In 2018, the U.S. Department of Justice (DOJ) filed a 43-count indictment against the Zheng drug cartel.  
Also, that year, officials traveled to China to prosecute the Zhengs for murder. After a three-day trial in a Chinese court, it took court officials 15 minutes to let the Zhengs go free. 
Mr. Rauh started down the path to the overdose that killed him by becoming addicted to the prescription painkillers he took to alleviate the pain he was suffering from dental work and a rollerblading accident.
“Tommy was a wonderful man; he had great abilities, a wonderful work ethic,” said his father in an interview with Fox News. “He loved his family, loved his friends. Just a wonderful guy.”
The father explained that his family is disposed to substance abuse and that “alcoholism runs in the family, in some respect.”
The award broke down into $15 million for the wrongful death claim, $1 million for the survivorship claim, and $2 million for punitive damages.
Summit County Court Magistrate Judge Kandi S. O’Connor, who handed down the judgment, said that a higher amount for punitive damages was warranted, but Ohio law prevented her from awarding any more in this area than she did.   
“After a review of the testimony and evidence presented, this Court finds that Defendants are responsible and liable for the wrongful death of Tommy Rauh. The Court further finds that the Defendants acted with conscious disregard and malice for their actions in relation to the wrongful death of Rauh.”

National Threat

Fentanyl overdoses are the number one cause of death among Americans aged 18 through 49.  
“This material is being brought into the United States in large quantities and being saved and stored in specific areas,” said James Rauh. “This is a national security threat of epic proportions.”
While illicit fentanyl is shipped directly from China to the United States, most of the drug is first made by cartels in Mexico from precursor ingredients originating from China.  
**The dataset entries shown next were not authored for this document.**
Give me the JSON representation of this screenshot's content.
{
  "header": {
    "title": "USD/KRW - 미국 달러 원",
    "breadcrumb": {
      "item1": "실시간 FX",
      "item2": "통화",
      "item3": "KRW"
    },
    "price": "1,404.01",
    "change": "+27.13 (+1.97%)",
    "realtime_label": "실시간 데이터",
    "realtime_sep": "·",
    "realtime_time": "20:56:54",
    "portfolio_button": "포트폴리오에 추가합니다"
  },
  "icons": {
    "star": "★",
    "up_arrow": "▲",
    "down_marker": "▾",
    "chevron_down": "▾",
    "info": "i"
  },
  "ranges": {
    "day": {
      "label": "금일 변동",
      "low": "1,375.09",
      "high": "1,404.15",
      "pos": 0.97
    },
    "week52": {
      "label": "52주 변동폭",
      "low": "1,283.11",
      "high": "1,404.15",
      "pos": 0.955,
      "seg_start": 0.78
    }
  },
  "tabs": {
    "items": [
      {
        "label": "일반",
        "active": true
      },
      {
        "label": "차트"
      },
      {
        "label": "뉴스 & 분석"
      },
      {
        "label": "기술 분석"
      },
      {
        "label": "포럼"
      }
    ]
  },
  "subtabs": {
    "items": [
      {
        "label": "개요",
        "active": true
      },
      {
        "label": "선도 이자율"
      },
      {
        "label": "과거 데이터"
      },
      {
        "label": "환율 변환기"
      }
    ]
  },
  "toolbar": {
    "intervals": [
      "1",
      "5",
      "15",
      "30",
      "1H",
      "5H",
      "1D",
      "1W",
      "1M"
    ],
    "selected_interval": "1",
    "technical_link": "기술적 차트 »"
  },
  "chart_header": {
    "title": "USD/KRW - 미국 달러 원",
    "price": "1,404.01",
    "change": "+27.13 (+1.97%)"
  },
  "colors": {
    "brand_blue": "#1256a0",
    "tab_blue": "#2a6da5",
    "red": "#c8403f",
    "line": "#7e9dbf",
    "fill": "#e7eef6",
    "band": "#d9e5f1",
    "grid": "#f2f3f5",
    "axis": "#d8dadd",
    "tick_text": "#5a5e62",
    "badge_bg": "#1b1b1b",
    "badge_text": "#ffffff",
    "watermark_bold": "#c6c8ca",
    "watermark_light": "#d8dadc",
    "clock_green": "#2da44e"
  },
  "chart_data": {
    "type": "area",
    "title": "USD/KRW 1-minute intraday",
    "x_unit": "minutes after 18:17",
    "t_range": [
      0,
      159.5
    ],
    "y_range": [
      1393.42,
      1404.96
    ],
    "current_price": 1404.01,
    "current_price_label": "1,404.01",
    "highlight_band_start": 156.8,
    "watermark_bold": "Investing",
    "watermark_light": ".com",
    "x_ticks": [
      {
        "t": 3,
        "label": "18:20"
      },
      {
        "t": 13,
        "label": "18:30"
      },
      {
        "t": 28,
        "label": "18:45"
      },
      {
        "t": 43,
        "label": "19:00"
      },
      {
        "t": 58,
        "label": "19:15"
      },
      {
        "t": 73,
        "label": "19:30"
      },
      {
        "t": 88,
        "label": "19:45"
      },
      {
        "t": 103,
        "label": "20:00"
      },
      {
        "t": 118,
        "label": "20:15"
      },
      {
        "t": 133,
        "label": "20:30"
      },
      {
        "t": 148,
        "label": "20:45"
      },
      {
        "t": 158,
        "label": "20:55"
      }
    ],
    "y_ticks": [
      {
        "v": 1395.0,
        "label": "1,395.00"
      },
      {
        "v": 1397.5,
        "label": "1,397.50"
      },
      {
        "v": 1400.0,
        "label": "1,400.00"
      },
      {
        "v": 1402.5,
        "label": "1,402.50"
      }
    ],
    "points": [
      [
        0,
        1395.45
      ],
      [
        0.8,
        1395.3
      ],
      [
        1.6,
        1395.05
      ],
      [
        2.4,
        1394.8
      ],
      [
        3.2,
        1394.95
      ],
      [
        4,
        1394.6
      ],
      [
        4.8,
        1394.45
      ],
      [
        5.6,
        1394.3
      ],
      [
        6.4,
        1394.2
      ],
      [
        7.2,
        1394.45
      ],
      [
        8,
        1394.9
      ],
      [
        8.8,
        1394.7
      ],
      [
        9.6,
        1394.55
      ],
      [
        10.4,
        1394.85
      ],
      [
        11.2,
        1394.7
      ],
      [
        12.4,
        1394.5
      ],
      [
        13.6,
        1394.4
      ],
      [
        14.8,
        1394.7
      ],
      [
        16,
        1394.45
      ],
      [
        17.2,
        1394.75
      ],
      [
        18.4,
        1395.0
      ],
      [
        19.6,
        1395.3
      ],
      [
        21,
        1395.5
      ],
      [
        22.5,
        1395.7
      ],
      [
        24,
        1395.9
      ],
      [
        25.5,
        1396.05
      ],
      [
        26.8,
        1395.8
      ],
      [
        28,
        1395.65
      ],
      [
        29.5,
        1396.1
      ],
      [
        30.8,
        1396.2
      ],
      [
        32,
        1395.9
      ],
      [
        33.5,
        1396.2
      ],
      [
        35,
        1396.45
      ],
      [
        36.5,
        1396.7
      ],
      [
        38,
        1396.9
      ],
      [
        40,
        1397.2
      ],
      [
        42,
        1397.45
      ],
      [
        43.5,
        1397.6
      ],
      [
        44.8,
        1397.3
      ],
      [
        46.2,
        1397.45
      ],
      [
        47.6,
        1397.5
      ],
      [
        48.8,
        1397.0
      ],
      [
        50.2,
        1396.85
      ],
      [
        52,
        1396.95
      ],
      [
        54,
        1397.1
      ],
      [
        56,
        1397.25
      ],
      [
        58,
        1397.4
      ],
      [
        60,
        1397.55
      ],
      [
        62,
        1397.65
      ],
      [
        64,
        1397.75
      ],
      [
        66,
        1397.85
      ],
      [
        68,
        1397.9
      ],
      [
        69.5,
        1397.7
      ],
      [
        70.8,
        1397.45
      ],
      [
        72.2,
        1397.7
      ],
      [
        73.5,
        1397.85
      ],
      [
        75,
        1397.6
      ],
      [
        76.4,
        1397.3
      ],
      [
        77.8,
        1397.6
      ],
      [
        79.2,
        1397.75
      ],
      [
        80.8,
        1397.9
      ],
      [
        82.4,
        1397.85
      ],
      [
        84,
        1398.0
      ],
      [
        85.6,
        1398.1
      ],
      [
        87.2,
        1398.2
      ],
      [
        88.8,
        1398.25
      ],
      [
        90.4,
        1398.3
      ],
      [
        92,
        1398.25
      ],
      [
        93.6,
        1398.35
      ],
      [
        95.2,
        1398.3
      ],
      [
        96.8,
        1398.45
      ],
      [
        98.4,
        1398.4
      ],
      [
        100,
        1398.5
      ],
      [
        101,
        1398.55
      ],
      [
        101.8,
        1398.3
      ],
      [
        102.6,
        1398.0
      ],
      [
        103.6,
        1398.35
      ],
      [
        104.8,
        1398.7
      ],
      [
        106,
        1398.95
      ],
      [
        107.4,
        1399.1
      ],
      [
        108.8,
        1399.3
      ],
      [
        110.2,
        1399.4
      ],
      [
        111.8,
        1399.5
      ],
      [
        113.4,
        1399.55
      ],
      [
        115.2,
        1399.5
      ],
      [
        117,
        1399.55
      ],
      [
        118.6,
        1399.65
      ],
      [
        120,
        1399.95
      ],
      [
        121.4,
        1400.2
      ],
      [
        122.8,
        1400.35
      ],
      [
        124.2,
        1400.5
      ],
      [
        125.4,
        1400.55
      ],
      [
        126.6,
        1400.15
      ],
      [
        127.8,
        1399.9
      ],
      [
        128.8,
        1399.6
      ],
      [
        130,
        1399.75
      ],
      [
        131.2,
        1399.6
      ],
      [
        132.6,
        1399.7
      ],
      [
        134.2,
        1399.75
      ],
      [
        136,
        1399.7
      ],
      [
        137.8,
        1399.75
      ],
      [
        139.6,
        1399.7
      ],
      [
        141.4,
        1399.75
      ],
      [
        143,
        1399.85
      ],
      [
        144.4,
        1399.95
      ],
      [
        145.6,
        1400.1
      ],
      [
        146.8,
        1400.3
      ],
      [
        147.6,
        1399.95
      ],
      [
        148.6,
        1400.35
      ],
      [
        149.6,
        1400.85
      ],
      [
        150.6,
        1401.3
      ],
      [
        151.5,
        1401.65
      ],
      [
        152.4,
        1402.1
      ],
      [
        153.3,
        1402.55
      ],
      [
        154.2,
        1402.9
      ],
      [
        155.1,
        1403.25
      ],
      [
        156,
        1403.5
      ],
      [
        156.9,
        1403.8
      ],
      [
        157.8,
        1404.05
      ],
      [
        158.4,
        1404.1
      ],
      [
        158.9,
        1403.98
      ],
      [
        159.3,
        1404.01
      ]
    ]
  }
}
The destructive capacity of fentanyl, which comes in liquid and powdered form, results in large part from the drug being highly addictive and 50 times more potent than heroin and 100 times more potent than morphine.  
With the potency being so high, even a few specks of powdered fentanyl are enough to kill. Ingesting 2 milligrams of fentanyl can be fatal, meaning 1 gram—about the same as a paper clip—could contain 500 lethal doses.
Authorities estimated in 2018 that the Zheng drug cartel was producing 18 metric tons of fentanyl a week. 
Because fentanyl is so addictive, and such a tiny amount is so powerful, which makes it easy to conceal, drug dealers mix it into other drugs they sell—including cocaine, marijuana, meth, and heroin—to get their customers dependent and needing more which results in steady business, from those who survive. 
Mock sizing of a potentially lethal dose of fentanyl on April 1, 2022. (John Fredricks/The Epoch Times)
Mock sizing of a potentially lethal dose of fentanyl on April 1, 2022. John Fredricks/The Epoch Times
The Rauh family has channeled pain, anguish, and grief into combating the fentanyl scourge.  
The family founded Families Against Fentanyl, a nonprofit organization that pursues a national integrated campaign that includes government affairs and filing of legislation, a petition, research, media relations, building an official coalition, and a billboard campaign. 
Families Against Fentanyl and its work have been featured on many national news outlets. 
Included in and fundamental to the work of Families Against Fentanyl is an effort to get fentanyl officially recognized by the federal government as a “weapon of mass destruction,” a designation that the organization says will “empower the U.S. to cut off the supply of this poison before it reaches our borders.” 
Speaking to the nature of the fentanyl epidemic and its impact on America, James Ruah said: “This is a well-planned attack that’s been going on for some time.”
He also said that if any money were paid on the lawsuit, it “could be used against these cartels and this blight that’s attacking the United States.”